For my native language, Norwegian, Piper TTS is at best "usable", and sometimes a fair bit worse than that. At least in its default form[1].

Especially the rhythm and timing is often very jarring making words difficult to understand, especially when the pitch is not quite right.

It also doesn't seem to know about pacing, ignoring semicolon and comma.

Combined I often need to think hard about what it just said, or even listen to it again.

I also notice these issues in the various English voice models to varying degrees, so seems to be an inherent problem.
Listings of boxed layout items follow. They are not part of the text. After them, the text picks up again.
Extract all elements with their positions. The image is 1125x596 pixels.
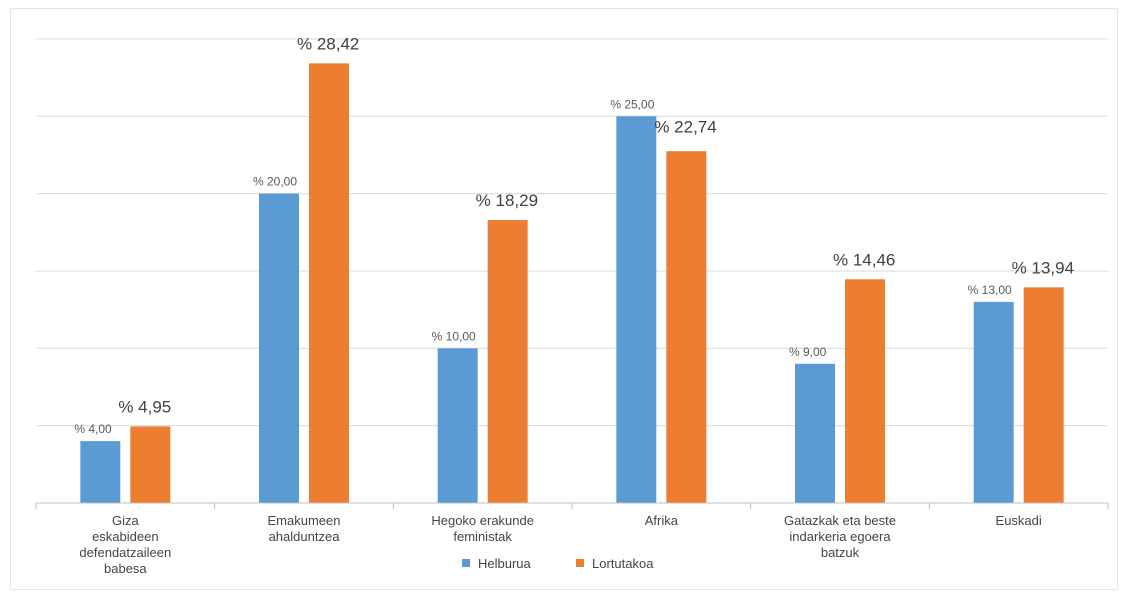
- data-label-helburua: % 20,00: [253, 175, 297, 189]
- category-label: ahalduntzea: [269, 529, 341, 544]
- data-label-helburua: % 4,00: [74, 422, 112, 436]
- bar-helburua: [80, 441, 121, 503]
- legend-label-helburua: Helburua: [478, 556, 532, 571]
- category-label: Euskadi: [996, 513, 1042, 528]
- bar-lortutakoa: [309, 63, 349, 504]
- bar-lortutakoa: [130, 426, 171, 503]
- category-label: eskabideen: [92, 529, 159, 544]
- data-label-helburua: % 10,00: [432, 329, 476, 343]
- legend-swatch-lortutakoa: [576, 559, 584, 567]
- chart-frame: [10, 8, 1118, 590]
- bar-lortutakoa: [845, 279, 885, 503]
- value-labels: % 4,00 % 4,95 % 20,00 % 28,42 % 10,00 % 18,29…: [74, 34, 1074, 436]
- category-label: batzuk: [821, 545, 860, 560]
- data-label-lortutakoa: % 28,42: [297, 34, 359, 53]
- data-label-lortutakoa: % 22,74: [654, 117, 716, 136]
- category-label: feministak: [453, 529, 512, 544]
- gridlines: [36, 38, 1108, 427]
- data-label-lortutakoa: % 14,46: [833, 250, 895, 269]
- data-label-lortutakoa: % 18,29: [476, 191, 538, 210]
- data-label-lortutakoa: % 13,94: [1012, 258, 1074, 277]
- data-label-helburua: % 13,00: [968, 283, 1012, 297]
- category-label: Giza: [112, 513, 140, 528]
- data-label-helburua: % 9,00: [789, 345, 827, 359]
- bar-lortutakoa: [487, 220, 528, 503]
- bar-lortutakoa: [666, 151, 707, 503]
- legend-swatch-helburua: [462, 559, 470, 567]
- category-label: Emakumeen: [268, 513, 341, 528]
- category-label: Gatazkak eta beste: [784, 513, 896, 528]
- category-label: indarkeria egoera: [789, 529, 891, 544]
- bars: [80, 63, 1064, 504]
- bar-helburua: [259, 193, 299, 503]
- data-label-helburua: % 25,00: [610, 97, 654, 111]
- bar-helburua: [973, 301, 1014, 503]
- bar-helburua: [795, 363, 835, 503]
- category-label: babesa: [104, 561, 147, 576]
- x-axis: [35, 502, 1109, 509]
- category-label: defendatzaileen: [79, 545, 171, 560]
- data-label-lortutakoa: % 4,95: [118, 397, 171, 416]
- category-label: Hegoko erakunde: [431, 513, 534, 528]
- legend-label-lortutakoa: Lortutakoa: [592, 556, 654, 571]
- bar-lortutakoa: [1023, 287, 1064, 503]
- bar-helburua: [616, 116, 657, 503]
- bar-helburua: [437, 348, 478, 503]
- category-label: Afrika: [645, 513, 679, 528]
- legend: Helburua Lortutakoa: [462, 556, 654, 571]
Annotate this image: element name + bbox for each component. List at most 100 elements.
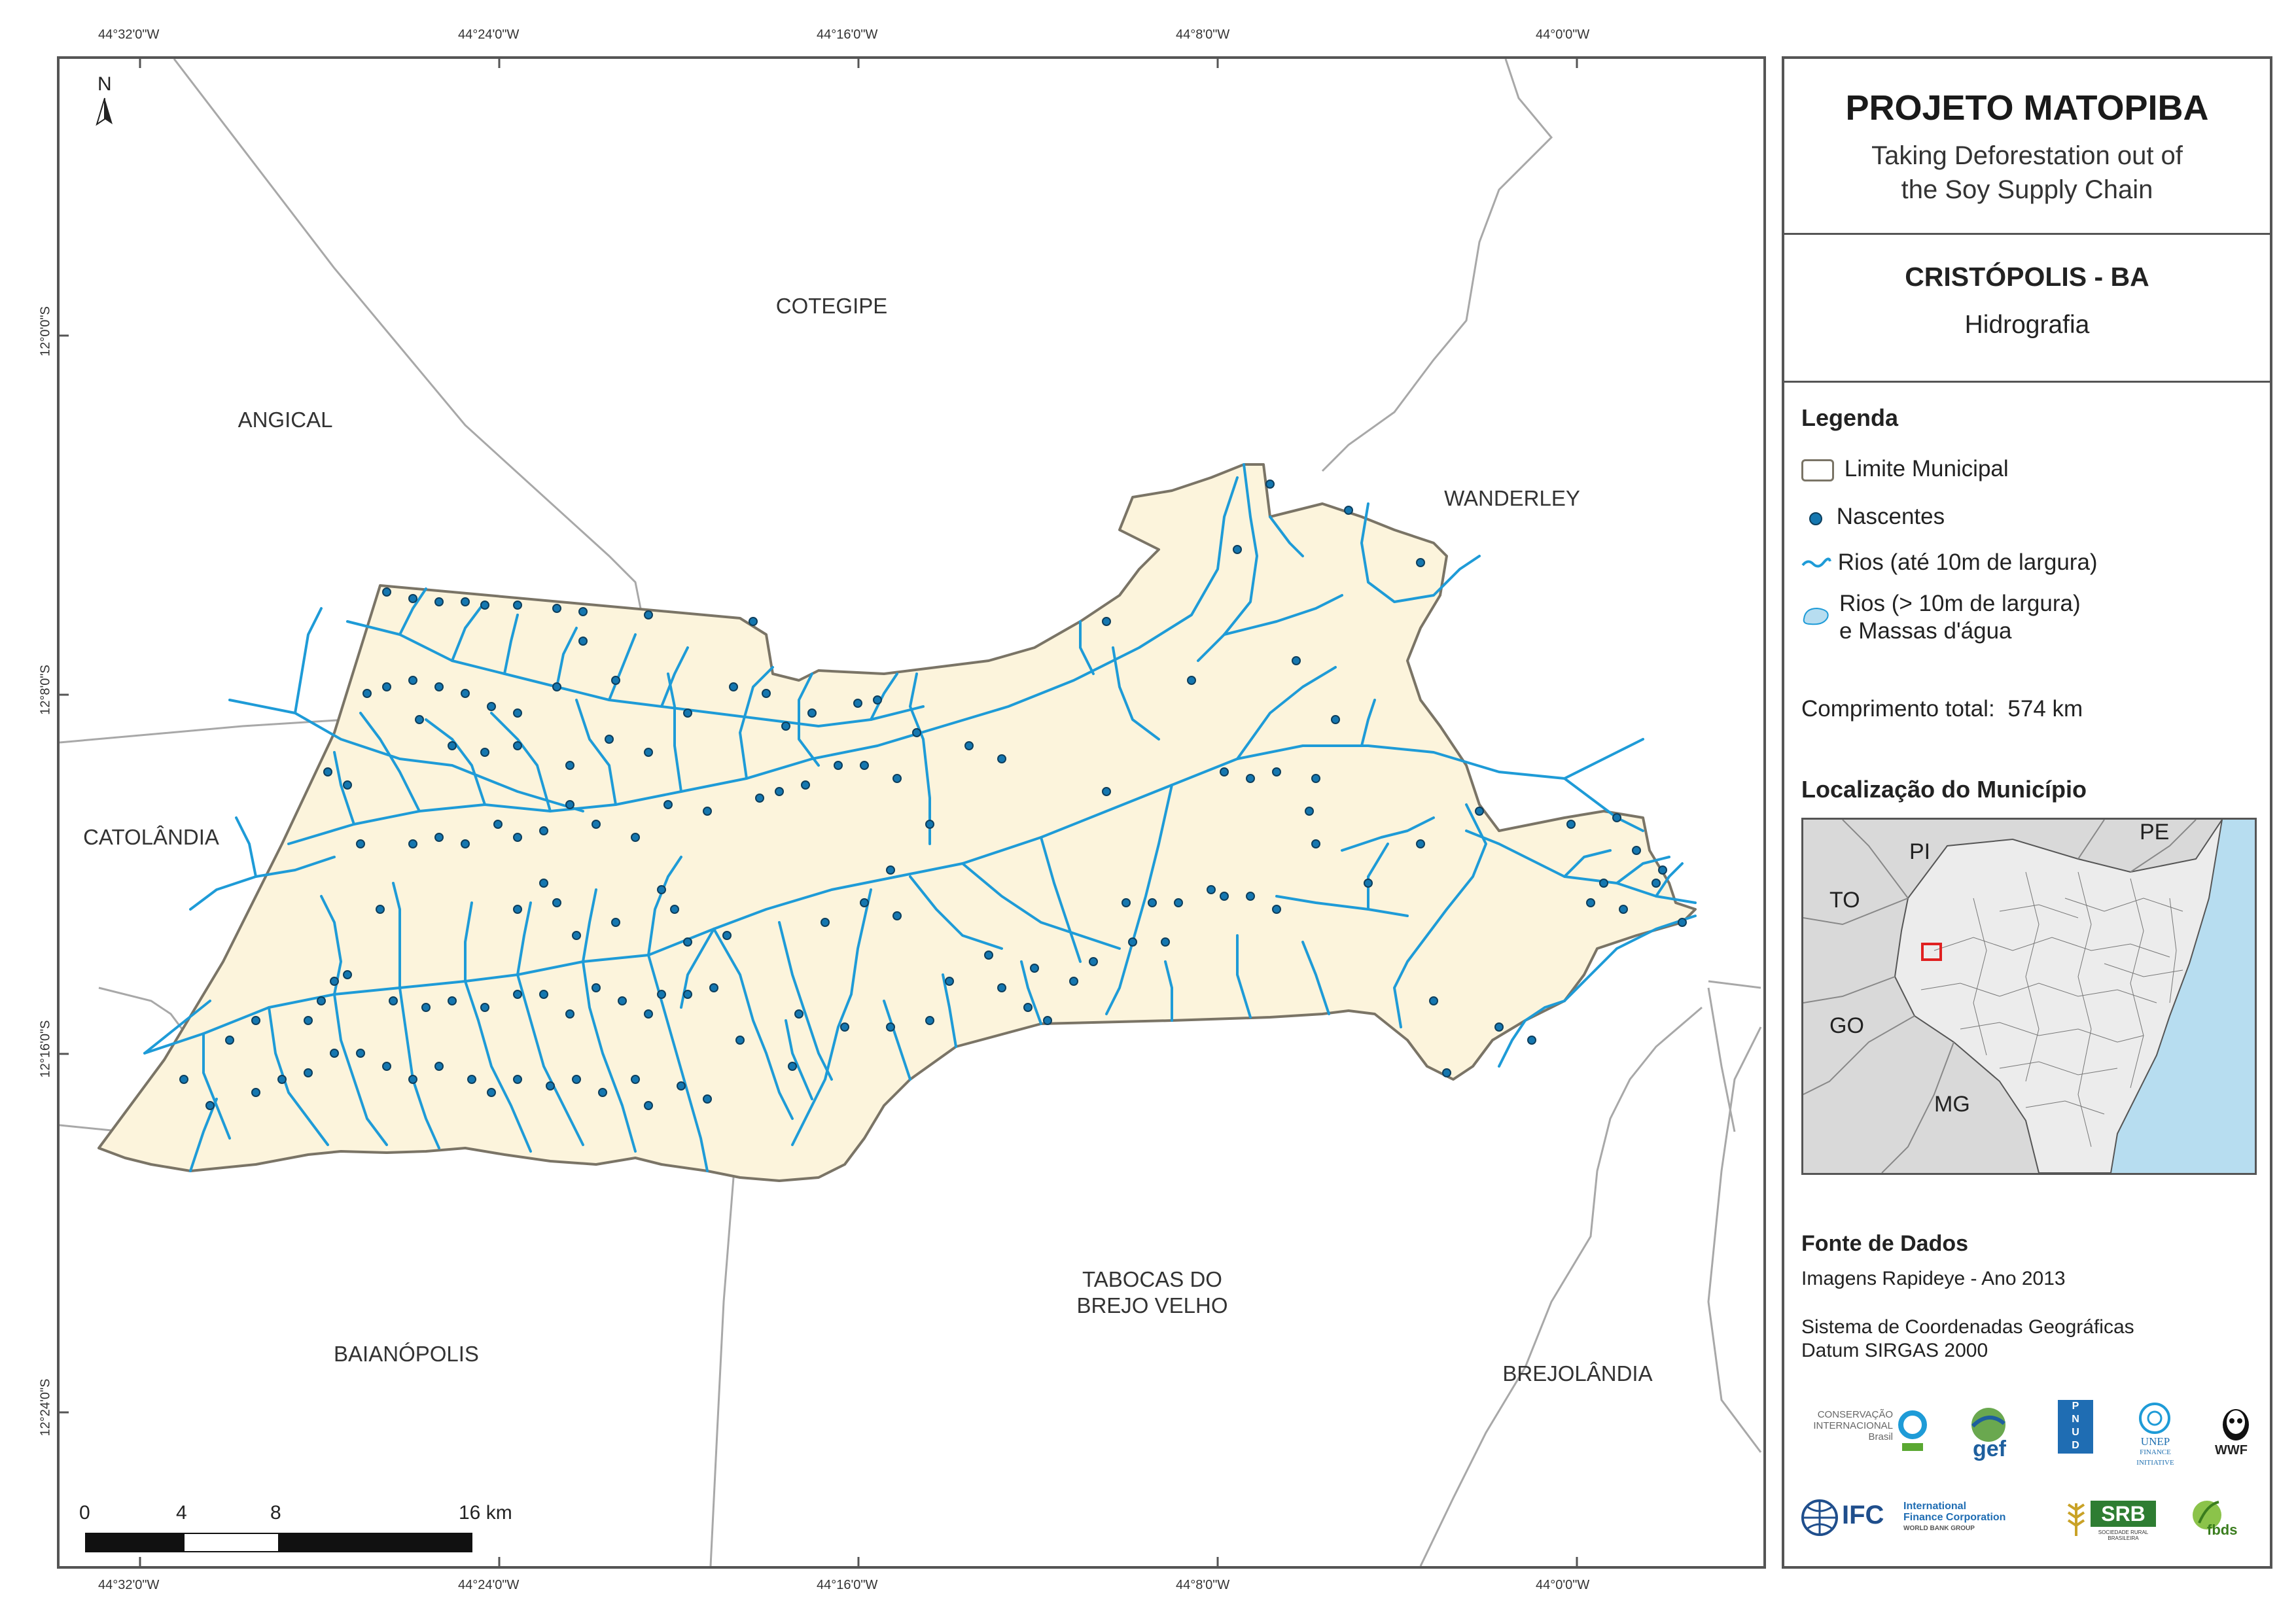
unep-logo-3: INITIATIVE xyxy=(2136,1459,2174,1467)
unep-icon xyxy=(2139,1403,2170,1434)
state-borders xyxy=(1803,820,2197,1173)
sources-title: Fonte de Dados xyxy=(1801,1231,1969,1256)
scale-label-8: 8 xyxy=(270,1502,281,1524)
map-theme: Hidrografia xyxy=(1964,311,2090,339)
north-label: N xyxy=(97,73,112,95)
lon-label-bottom-3: 44°16'0"W xyxy=(817,1578,878,1592)
map-frame[interactable]: N COTEGIPE ANGICAL WANDERLEY CATOLÂNDIA … xyxy=(57,56,1766,1569)
lon-label-bottom-1: 44°32'0"W xyxy=(98,1578,160,1592)
source-imagery: Imagens Rapideye - Ano 2013 xyxy=(1801,1268,2066,1289)
lon-label-top-1: 44°32'0"W xyxy=(98,27,160,42)
wwf-panda-icon xyxy=(2223,1409,2249,1440)
logos-row-1: CONSERVAÇÃO INTERNACIONAL Brasil gef P N… xyxy=(1801,1400,2249,1468)
municipality-name: CRISTÓPOLIS - BA xyxy=(1905,262,2149,292)
srb-wheat-icon xyxy=(2067,1503,2085,1536)
source-datum: Datum SIRGAS 2000 xyxy=(1801,1340,1988,1361)
ifc-logo-name-1: International xyxy=(1903,1501,1967,1512)
panel-subtitle-line1: Taking Deforestation out of xyxy=(1871,141,2183,170)
municipality-highlight xyxy=(1921,943,1942,961)
ocean xyxy=(2111,820,2255,1173)
scale-label-0: 0 xyxy=(79,1502,90,1524)
lat-label-1: 12°0'0"S xyxy=(38,306,53,357)
ifc-logo-text: IFC xyxy=(1842,1501,1884,1529)
ci-logo: CONSERVAÇÃO INTERNACIONAL Brasil xyxy=(1801,1409,1893,1442)
state-label-to: TO xyxy=(1829,888,1860,913)
undp-logo: P N U D xyxy=(2058,1400,2093,1454)
lon-label-bottom-4: 44°8'0"W xyxy=(1176,1578,1230,1592)
legend-title: Legenda xyxy=(1801,404,1899,431)
ci-logo-line1: CONSERVAÇÃO xyxy=(1817,1409,1893,1420)
panel-title: PROJETO MATOPIBA xyxy=(1845,88,2209,128)
large-river-swatch xyxy=(1803,607,1829,625)
lat-label-2: 12°8'0"S xyxy=(38,665,53,715)
ci-logo-line2: INTERNACIONAL xyxy=(1813,1420,1893,1431)
ifc-logo-name-2: Finance Corporation xyxy=(1903,1512,2006,1523)
ifc-globe-icon xyxy=(1801,1499,1838,1536)
unep-logo-1: UNEP xyxy=(2140,1435,2170,1448)
legend-small-rivers: Rios (até 10m de largura) xyxy=(1801,550,2098,576)
panel-subtitle-line2: the Soy Supply Chain xyxy=(1901,175,2153,204)
lon-label-top-4: 44°8'0"W xyxy=(1176,27,1230,42)
divider xyxy=(1784,381,2270,383)
undp-logo-2: N xyxy=(2072,1414,2079,1425)
scale-label-4: 4 xyxy=(176,1502,187,1524)
state-label-go: GO xyxy=(1829,1013,1864,1038)
ci-emblem-icon xyxy=(1898,1410,1927,1451)
srb-logo-sub: SOCIEDADE RURAL BRASILEIRA xyxy=(2098,1529,2149,1541)
legend-limit: Limite Municipal xyxy=(1801,456,2009,482)
graticule-ticks xyxy=(60,59,1578,1566)
lat-label-4: 12°24'0"S xyxy=(38,1378,53,1437)
legend-small-rivers-label: Rios (até 10m de largura) xyxy=(1837,550,2098,575)
place-tabocas: TABOCAS DO BREJO VELHO xyxy=(1054,1266,1250,1319)
total-length: Comprimento total: 574 km xyxy=(1801,696,2083,722)
spring-swatch xyxy=(1801,505,1830,531)
map-panel: PROJETO MATOPIBA Taking Deforestation ou… xyxy=(1782,56,2272,1569)
place-brejolandia: BREJOLÂNDIA xyxy=(1502,1361,1653,1386)
total-length-value: 574 km xyxy=(2007,696,2083,722)
lon-label-bottom-5: 44°0'0"W xyxy=(1536,1578,1590,1592)
legend-springs: Nascentes xyxy=(1801,504,1945,531)
rivers xyxy=(143,463,1697,1172)
source-crs: Sistema de Coordenadas Geográficas xyxy=(1801,1316,2134,1338)
municipal-mesh xyxy=(1920,871,2183,1147)
lon-label-top-3: 44°16'0"W xyxy=(817,27,878,42)
scale-label-16: 16 km xyxy=(459,1502,512,1524)
limit-swatch xyxy=(1801,459,1834,481)
map-canvas xyxy=(60,59,1762,1566)
municipality-polygon xyxy=(97,463,1697,1182)
legend-large-rivers: Rios (> 10m de largura) e Massas d'água xyxy=(1801,590,2081,645)
lon-label-top-2: 44°24'0"W xyxy=(458,27,520,42)
unep-logo-2: FINANCE xyxy=(2140,1448,2171,1456)
logos-row-2: IFC International Finance Corporation WO… xyxy=(1801,1495,2246,1548)
location-title: Localização do Município xyxy=(1801,776,2087,803)
place-tabocas-line2: BREJO VELHO xyxy=(1076,1293,1228,1318)
state-label-mg: MG xyxy=(1934,1092,1970,1117)
place-wanderley: WANDERLEY xyxy=(1444,486,1580,510)
legend-limit-label: Limite Municipal xyxy=(1844,456,2009,481)
lat-label-3: 12°16'0"S xyxy=(38,1020,53,1078)
gef-logo-text: gef xyxy=(1973,1437,2006,1461)
undp-logo-4: D xyxy=(2072,1440,2079,1451)
location-inset[interactable]: PI PE TO GO MG xyxy=(1801,818,2257,1175)
place-angical: ANGICAL xyxy=(238,408,333,432)
place-baianopolis: BAIANÓPOLIS xyxy=(334,1342,479,1366)
place-cotegipe: COTEGIPE xyxy=(775,294,888,318)
undp-logo-1: P xyxy=(2072,1401,2079,1412)
wwf-logo-text: WWF xyxy=(2215,1443,2248,1457)
location-inset-map xyxy=(1803,820,2255,1173)
scale-bar xyxy=(85,1533,472,1552)
ifc-logo-name-3: WORLD BANK GROUP xyxy=(1903,1525,1975,1532)
lon-label-top-5: 44°0'0"W xyxy=(1536,27,1590,42)
small-river-swatch xyxy=(1801,557,1831,568)
divider xyxy=(1784,233,2270,235)
unep-logo: UNEP FINANCE INITIATIVE xyxy=(2126,1435,2185,1468)
ci-logo-line3: Brasil xyxy=(1868,1431,1893,1442)
springs xyxy=(179,480,1687,1110)
lon-label-bottom-2: 44°24'0"W xyxy=(458,1578,520,1592)
panel-subtitle: Taking Deforestation out of the Soy Supp… xyxy=(1784,139,2270,207)
north-arrow xyxy=(96,97,113,126)
fbds-leaf-icon xyxy=(2193,1501,2221,1529)
state-label-pe: PE xyxy=(2140,820,2170,845)
ifc-logo-name: International Finance Corporation WORLD … xyxy=(1903,1501,2005,1534)
place-catolandia: CATOLÂNDIA xyxy=(83,825,219,849)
Or can it be improved significantly with training it yourself?

[1]: https://rhasspy.github.io/piper-samples/

I don’t know about Norwegian but I wonder if the issues are due to the training data.

I’m sure it’s possible to train new voices.

The English voices are hit or miss, but some voices have up to 900 speakers so it should be able to find a nice voice in the hay stack.

The thing I like about piper is it is so fast. I set it up to stream the output to VLC and it starts speaking in less than a second even on my laptop.

I wish it could have eleven labs quality but right now the speed is the most important factor for what I’m doing with it.

I saw that the piper-phonemize project linked to espeak-ng, and so I tried to pass the Piper sample text through espeak-ng and the way it phonemicized the text had the same rhythm issues that I noted in the TTS sample. Ie it put the stresses in the same wrong places in certain words and such.

This was also reflected in the voice output of espeak-ng, even though it's overall quality was vastly subpar compared to Piper TTS (as expected).

So it seems that improving this aspect might be one way to get better performance out of Piper for my language. Not sure how easy that'll be tho...

What TTS model has given the best results for you (for Norwegian)? I've tried MS Azure and it's pretty good, but not flawless.
I haven't found any open source that come close to the commercial offerings, though I admin I haven't tried 'em all.

Azure like you say is pretty decent, Google does an ok enough job but not as good.

Piper is superb for my needs. Runs extremely fast on CPU (so fast it can run in real time on a raspi) so it's perfect for use on laptops without dedicated GPUs. Subjectively, I'd say the quality is about on par with where MacOS's TTS was about 10 years ago, which is extremely usable.
I also have used Piper and agree it is worth trying out.